Search code examples
hadoopmapreducehadoop2

How to remove combiner output and keep only reducer output in mapreduce final output


Hi i am running an application which reads records from HBase and writes into text files .

I have used combiner in my application and custom partitioner also. I have used 41 reducer in my application because i need to create 40 reducer output file that satisfies my condition in custom partitioner.

All working fine but when i use combiner in my application it creates map output file per regions or per mapper .

Foe example i have 40 regions in my application so 40 mapper getting initiated then it create 40 map-output files . But reducer is not able to combine all map-output and generate final reducer output file that will be 40 reducer output files.

Data in the files are correct but no of files has increased .

Any idea how can i get only reducer output files.

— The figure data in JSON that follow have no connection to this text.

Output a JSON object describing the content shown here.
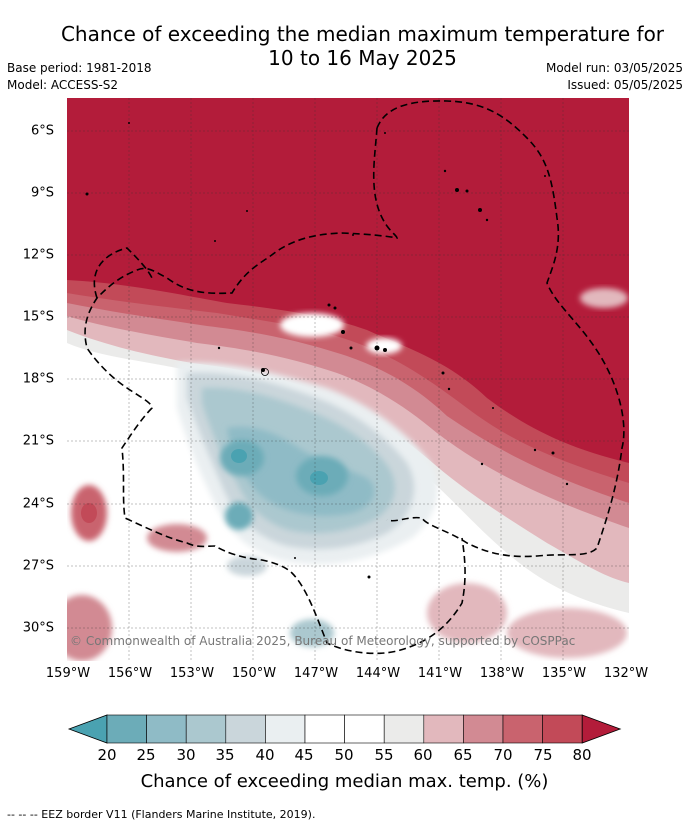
{
  "title": {
    "line1": "Chance of exceeding the median maximum temperature for",
    "line2": "10 to 16 May 2025"
  },
  "meta": {
    "base_period": "Base period: 1981-2018",
    "model": "Model: ACCESS-S2",
    "model_run": "Model run: 03/05/2025",
    "issued": "Issued: 05/05/2025"
  },
  "map": {
    "copyright": "© Commonwealth of Australia 2025, Bureau of Meteorology, supported by COSPPac",
    "lat_labels": [
      "6°S",
      "9°S",
      "12°S",
      "15°S",
      "18°S",
      "21°S",
      "24°S",
      "27°S",
      "30°S"
    ],
    "lon_labels": [
      "159°W",
      "156°W",
      "153°W",
      "150°W",
      "147°W",
      "144°W",
      "141°W",
      "138°W",
      "135°W",
      "132°W"
    ],
    "colors": {
      "c80plus": "#b31c3a",
      "c75": "#c24a58",
      "c70": "#c9636e",
      "c65": "#d28a93",
      "c60": "#e2b8bd",
      "c55": "#ebebea",
      "c50": "#ffffff",
      "c45": "#eaeff1",
      "c40": "#cad6db",
      "c35": "#abc8cf",
      "c30": "#8fbbc6",
      "c25": "#6cacb8",
      "c20": "#4aa2b1"
    }
  },
  "colorbar": {
    "ticks": [
      "20",
      "25",
      "30",
      "35",
      "40",
      "45",
      "50",
      "55",
      "60",
      "65",
      "70",
      "75",
      "80"
    ],
    "colors": [
      "#4aa2b1",
      "#6cacb8",
      "#8fbbc6",
      "#abc8cf",
      "#cad6db",
      "#eaeff1",
      "#ffffff",
      "#ffffff",
      "#ebebea",
      "#e2b8bd",
      "#d28a93",
      "#c9636e",
      "#c24a58",
      "#b31c3a"
    ],
    "label": "Chance of exceeding median max. temp. (%)"
  },
  "legend": {
    "eez": "--  --  -- EEZ border V11 (Flanders Marine Institute, 2019)."
  }
}
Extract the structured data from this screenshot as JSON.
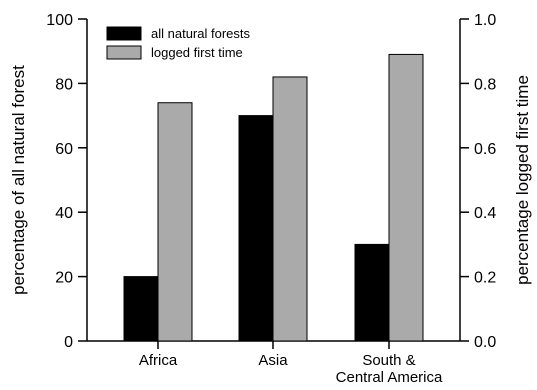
{
  "chart_data": {
    "type": "bar",
    "categories": [
      "Africa",
      "Asia",
      "South & Central America"
    ],
    "category_lines": [
      [
        "Africa"
      ],
      [
        "Asia"
      ],
      [
        "South &",
        "Central America"
      ]
    ],
    "series": [
      {
        "name": "all natural forests",
        "axis": "left",
        "values": [
          20,
          70,
          30
        ],
        "color": "#000000"
      },
      {
        "name": "logged first time",
        "axis": "right",
        "values": [
          0.74,
          0.82,
          0.89
        ],
        "color": "#aaaaaa"
      }
    ],
    "ylabel": "percentage of all natural forest",
    "ylabel_right": "percentage logged first time",
    "ylim": [
      0,
      100
    ],
    "ylim_right": [
      0,
      1.0
    ],
    "yticks": [
      "0",
      "20",
      "40",
      "60",
      "80",
      "100"
    ],
    "yticks_right": [
      "0.0",
      "0.2",
      "0.4",
      "0.6",
      "0.8",
      "1.0"
    ],
    "legend_position": "top-left",
    "grid": false
  }
}
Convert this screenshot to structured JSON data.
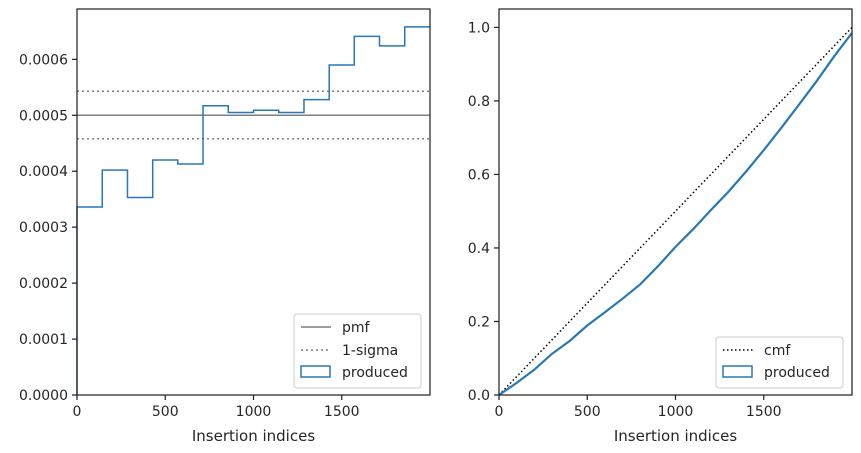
{
  "colors": {
    "produced": "#2878b5",
    "reference": "#7f7f7f",
    "cmf_line": "#000000",
    "axes": "#262626",
    "legend_border": "#cccccc"
  },
  "chart_data": [
    {
      "type": "line",
      "xlabel": "Insertion indices",
      "ylabel": "",
      "xlim": [
        0,
        2000
      ],
      "ylim": [
        0,
        0.00069
      ],
      "x_ticks": [
        0,
        500,
        1000,
        1500
      ],
      "x_tick_labels": [
        "0",
        "500",
        "1000",
        "1500"
      ],
      "y_ticks": [
        0,
        0.0001,
        0.0002,
        0.0003,
        0.0004,
        0.0005,
        0.0006
      ],
      "y_tick_labels": [
        "0.0000",
        "0.0001",
        "0.0002",
        "0.0003",
        "0.0004",
        "0.0005",
        "0.0006"
      ],
      "legend_position": "lower right",
      "legend": [
        "pmf",
        "1-sigma",
        "produced"
      ],
      "reference_lines": {
        "pmf": 0.0005,
        "sigma_upper": 0.000543,
        "sigma_lower": 0.000458
      },
      "series": [
        {
          "name": "produced",
          "style": "step",
          "bin_edges": [
            0,
            143,
            286,
            429,
            571,
            714,
            857,
            1000,
            1143,
            1286,
            1429,
            1571,
            1714,
            1857,
            2000
          ],
          "values": [
            0.000336,
            0.000402,
            0.000353,
            0.00042,
            0.000413,
            0.000517,
            0.000505,
            0.000509,
            0.000505,
            0.000528,
            0.00059,
            0.000641,
            0.000624,
            0.000658
          ]
        }
      ]
    },
    {
      "type": "line",
      "xlabel": "Insertion indices",
      "ylabel": "",
      "xlim": [
        0,
        2000
      ],
      "ylim": [
        0,
        1.05
      ],
      "x_ticks": [
        0,
        500,
        1000,
        1500
      ],
      "x_tick_labels": [
        "0",
        "500",
        "1000",
        "1500"
      ],
      "y_ticks": [
        0,
        0.2,
        0.4,
        0.6,
        0.8,
        1.0
      ],
      "y_tick_labels": [
        "0.0",
        "0.2",
        "0.4",
        "0.6",
        "0.8",
        "1.0"
      ],
      "legend_position": "lower right",
      "legend": [
        "cmf",
        "produced"
      ],
      "series": [
        {
          "name": "cmf",
          "x": [
            0,
            2000
          ],
          "y": [
            0,
            1.0
          ]
        },
        {
          "name": "produced",
          "x": [
            0,
            100,
            200,
            300,
            400,
            500,
            600,
            700,
            800,
            900,
            1000,
            1100,
            1200,
            1300,
            1400,
            1500,
            1600,
            1700,
            1800,
            1900,
            2000
          ],
          "y": [
            0,
            0.033,
            0.069,
            0.112,
            0.147,
            0.189,
            0.225,
            0.262,
            0.301,
            0.35,
            0.403,
            0.451,
            0.503,
            0.553,
            0.608,
            0.666,
            0.727,
            0.79,
            0.854,
            0.922,
            0.985
          ]
        }
      ]
    }
  ]
}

import java.io.IOException;
import org.apache.log4j.Logger;
import org.apache.hadoop.io.NullWritable;
import org.apache.hadoop.io.Text;
import org.apache.hadoop.mapreduce.Reducer;
import org.apache.hadoop.mapreduce.lib.output.MultipleOutputs;

public class CommonCombiner extends Reducer<NullWritable, Text, NullWritable, Text> {

    private Logger logger = Logger.getLogger(CommonCombiner.class);
    private MultipleOutputs<NullWritable, Text> multipleOutputs;
    String strName = "";
    private static final String DATA_SEPERATOR = "\\|\\!\\|";

    public void setup(Context context) {
        logger.info("Inside Combiner.");
        multipleOutputs = new MultipleOutputs<NullWritable, Text>(context);
    }

    @Override
    public void reduce(NullWritable Key, Iterable<Text> values, Context context)
            throws IOException, InterruptedException {

        for (Text value : values) {
            final String valueStr = value.toString();
            StringBuilder sb = new StringBuilder();
            if ("".equals(strName) && strName.length() == 0) {
                String[] strArrFileName = valueStr.split(DATA_SEPERATOR);
                String strFullFileName[] = strArrFileName[1].split("\\|\\^\\|");

                strName = strFullFileName[strFullFileName.length - 1];


                String strArrvalueStr[] = valueStr.split(DATA_SEPERATOR);
                if (!strArrvalueStr[0].contains(HbaseBulkLoadMapperConstants.FF_ACTION)) {
                    sb.append(strArrvalueStr[0] + "|!|");
                }
                multipleOutputs.write(NullWritable.get(), new Text(sb.toString()), strName);
                context.getCounter(Counters.FILE_DATA_COUNTER).increment(1);


            }

        }
    }


    public void cleanup(Context context) throws IOException, InterruptedException {
        multipleOutputs.close();
    }
}

Solution

  • You aren't outputting any data from your combiner for the reducer to work with. In your combiner you're using:

    multipleOutputs.write(NullWritable.get(), new Text(sb.toString()), strName);

    Which isn't how you write data out for use between stages, ie from a mapper or combiner to the reduce phase. You should be using:

    context.write()

    MultipleOutputs is just a way to write extra files to disk where you need more than one. I've never seen it used in a combiner.